US State Department spokesperson Victoria Nuland said Godec's appointment was important for US-Kenya relations.
"Kenya is one of the United States' most strategic partners in Africa and is preparing to hold national elections on March 4," she asserted.
In recognition that Kenya is preparing for the first general election under the new Constitution, Nuland said the US government was keen to support the country in its quest to conduct peaceful, free and fair elections.
She said it is in the interest of her government that Kenya will not repeat the mistakes of the 2007 elections that left over 1,000 Kenyans dead and over 650,000 others displaced and massive destruction that to date left a good number of Kenyans suffering in camps.
"These are the first national elections under Kenya's new Constitution, and they are an opportunity for Kenya to show the world it has moved decisively past the tragic violence following the disputed 2007 elections. Underscoring our commitment to a strong relationship with the people and Government of Kenya and our commitment to support free, fair, and peaceful elections, Secretary Clinton wanted to get Ambassador Godec on his way as quickly as she could," Nuland said.

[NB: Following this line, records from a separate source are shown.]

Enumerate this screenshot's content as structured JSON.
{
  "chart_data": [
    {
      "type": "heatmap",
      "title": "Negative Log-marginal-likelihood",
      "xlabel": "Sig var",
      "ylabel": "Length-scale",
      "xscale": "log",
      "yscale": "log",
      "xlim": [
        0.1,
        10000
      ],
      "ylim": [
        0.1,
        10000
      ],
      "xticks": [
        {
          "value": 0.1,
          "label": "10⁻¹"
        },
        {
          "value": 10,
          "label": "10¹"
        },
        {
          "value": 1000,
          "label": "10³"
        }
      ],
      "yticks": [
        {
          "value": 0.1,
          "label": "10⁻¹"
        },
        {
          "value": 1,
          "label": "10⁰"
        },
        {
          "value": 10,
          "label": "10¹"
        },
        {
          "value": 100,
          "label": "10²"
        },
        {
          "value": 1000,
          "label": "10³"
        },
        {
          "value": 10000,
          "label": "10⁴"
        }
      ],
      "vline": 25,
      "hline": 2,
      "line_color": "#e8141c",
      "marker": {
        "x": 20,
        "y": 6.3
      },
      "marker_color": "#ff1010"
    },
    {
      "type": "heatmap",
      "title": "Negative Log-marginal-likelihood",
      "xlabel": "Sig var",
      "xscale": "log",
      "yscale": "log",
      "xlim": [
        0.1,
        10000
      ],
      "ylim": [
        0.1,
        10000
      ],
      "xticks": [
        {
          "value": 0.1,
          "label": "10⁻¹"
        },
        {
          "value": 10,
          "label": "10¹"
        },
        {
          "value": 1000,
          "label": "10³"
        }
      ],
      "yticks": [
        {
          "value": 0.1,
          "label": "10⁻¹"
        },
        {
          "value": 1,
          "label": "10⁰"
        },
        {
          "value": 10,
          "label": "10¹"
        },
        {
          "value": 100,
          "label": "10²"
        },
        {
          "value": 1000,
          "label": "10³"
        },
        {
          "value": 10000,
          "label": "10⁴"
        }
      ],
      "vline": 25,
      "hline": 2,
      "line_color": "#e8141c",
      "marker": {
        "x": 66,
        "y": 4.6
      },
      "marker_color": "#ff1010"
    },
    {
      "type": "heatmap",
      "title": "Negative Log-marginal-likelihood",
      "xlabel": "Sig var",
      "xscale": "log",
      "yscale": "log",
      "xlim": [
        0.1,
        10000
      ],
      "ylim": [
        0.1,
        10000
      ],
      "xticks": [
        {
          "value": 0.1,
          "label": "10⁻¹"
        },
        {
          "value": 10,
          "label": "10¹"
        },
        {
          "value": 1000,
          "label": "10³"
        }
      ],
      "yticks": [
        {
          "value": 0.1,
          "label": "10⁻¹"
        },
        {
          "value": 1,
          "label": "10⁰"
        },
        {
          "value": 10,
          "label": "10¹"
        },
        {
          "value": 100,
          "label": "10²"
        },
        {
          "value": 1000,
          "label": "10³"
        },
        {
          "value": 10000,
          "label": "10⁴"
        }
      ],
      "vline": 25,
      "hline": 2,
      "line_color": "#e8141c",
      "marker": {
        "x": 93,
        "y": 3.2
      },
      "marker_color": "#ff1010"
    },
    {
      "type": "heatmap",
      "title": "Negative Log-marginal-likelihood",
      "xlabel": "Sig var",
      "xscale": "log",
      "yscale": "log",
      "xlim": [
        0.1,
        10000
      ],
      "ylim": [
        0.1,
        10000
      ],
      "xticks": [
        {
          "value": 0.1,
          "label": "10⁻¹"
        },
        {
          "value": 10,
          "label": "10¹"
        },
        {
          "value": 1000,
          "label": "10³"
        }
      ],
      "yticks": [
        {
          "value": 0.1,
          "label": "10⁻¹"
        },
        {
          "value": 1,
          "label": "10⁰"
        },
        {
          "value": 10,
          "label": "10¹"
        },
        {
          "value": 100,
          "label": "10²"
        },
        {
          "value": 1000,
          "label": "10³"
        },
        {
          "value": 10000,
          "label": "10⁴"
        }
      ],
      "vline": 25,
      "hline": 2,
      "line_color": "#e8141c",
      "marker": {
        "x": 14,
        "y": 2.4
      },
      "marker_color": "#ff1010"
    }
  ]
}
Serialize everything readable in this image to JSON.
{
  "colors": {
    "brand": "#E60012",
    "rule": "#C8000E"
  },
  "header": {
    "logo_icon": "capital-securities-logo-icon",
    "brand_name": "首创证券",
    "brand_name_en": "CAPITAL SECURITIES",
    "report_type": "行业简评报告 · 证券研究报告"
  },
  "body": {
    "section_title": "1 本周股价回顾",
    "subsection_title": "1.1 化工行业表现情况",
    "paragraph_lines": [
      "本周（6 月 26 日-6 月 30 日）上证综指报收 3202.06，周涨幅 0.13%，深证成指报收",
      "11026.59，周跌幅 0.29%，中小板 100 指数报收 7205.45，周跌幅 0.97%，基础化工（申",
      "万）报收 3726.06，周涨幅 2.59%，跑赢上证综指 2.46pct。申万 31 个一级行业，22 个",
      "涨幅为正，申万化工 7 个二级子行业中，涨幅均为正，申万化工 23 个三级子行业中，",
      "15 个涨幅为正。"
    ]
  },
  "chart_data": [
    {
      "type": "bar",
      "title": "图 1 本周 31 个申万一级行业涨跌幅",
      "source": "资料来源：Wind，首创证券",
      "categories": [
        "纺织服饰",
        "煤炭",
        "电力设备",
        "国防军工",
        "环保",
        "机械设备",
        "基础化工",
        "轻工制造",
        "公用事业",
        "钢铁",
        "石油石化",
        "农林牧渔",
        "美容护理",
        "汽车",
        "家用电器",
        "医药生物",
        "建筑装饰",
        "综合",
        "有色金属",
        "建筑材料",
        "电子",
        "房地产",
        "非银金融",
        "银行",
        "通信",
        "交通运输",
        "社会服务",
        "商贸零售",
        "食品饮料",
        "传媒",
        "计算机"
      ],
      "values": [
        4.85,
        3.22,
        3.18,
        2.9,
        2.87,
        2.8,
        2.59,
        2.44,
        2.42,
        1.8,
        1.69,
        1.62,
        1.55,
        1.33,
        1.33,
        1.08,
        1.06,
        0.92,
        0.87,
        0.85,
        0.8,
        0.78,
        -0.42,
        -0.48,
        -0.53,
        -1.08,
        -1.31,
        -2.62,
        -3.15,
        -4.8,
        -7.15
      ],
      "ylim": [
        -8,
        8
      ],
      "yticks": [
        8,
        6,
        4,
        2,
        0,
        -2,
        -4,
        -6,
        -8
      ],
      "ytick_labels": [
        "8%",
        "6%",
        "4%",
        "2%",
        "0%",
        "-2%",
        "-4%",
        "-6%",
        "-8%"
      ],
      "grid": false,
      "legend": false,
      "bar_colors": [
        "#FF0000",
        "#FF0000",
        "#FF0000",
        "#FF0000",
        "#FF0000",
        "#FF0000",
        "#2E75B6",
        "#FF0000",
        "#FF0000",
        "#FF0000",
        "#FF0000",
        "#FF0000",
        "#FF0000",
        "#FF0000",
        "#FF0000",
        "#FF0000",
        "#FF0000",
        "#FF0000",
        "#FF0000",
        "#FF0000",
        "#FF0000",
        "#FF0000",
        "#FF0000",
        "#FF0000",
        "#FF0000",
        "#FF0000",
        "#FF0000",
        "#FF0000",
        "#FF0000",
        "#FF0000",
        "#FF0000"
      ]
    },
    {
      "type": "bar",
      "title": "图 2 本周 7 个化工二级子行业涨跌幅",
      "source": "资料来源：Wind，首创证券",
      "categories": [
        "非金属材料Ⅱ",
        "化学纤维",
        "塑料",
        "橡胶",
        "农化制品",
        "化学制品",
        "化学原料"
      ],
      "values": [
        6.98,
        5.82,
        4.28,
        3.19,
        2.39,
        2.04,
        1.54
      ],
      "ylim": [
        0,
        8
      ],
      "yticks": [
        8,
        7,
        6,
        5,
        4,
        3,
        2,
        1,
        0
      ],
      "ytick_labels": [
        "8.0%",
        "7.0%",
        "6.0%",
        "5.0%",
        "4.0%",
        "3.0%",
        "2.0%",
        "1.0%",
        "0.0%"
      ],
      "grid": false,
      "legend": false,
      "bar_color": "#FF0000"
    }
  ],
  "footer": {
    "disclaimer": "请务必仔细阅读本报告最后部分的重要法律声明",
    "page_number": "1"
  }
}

US Secretary of State Hilary Rodham Clinton administered the oath of office to Godec on January 16, 2013 in Washington, DC.
Godec who has been the acting ambassador since September last year has strongly advocated for a democratic general election conducted in line with the Constitution.
He has joined others in the international community in taking the stand that it is up to Kenyans to elect their own leaders.
However, he has advised Kenyans to base their politics on issues and also to ensure they keep off divisions especially along negative ethnicity and deep political divisions that were highly blamed for the violence that followed the disputed elections five years ago.
Godec who previously served in various positions at the US Department of State in Washington previously served at the US Embassy in Nairobi from 1996 to 1999.
He was the ambassador to Tunisia from 2006 to 2009.
He replaces Scott Gration who resigned under controversial circumstances after he was accused of allegedly mishandling embassy staff and breaching security rules at the embassy.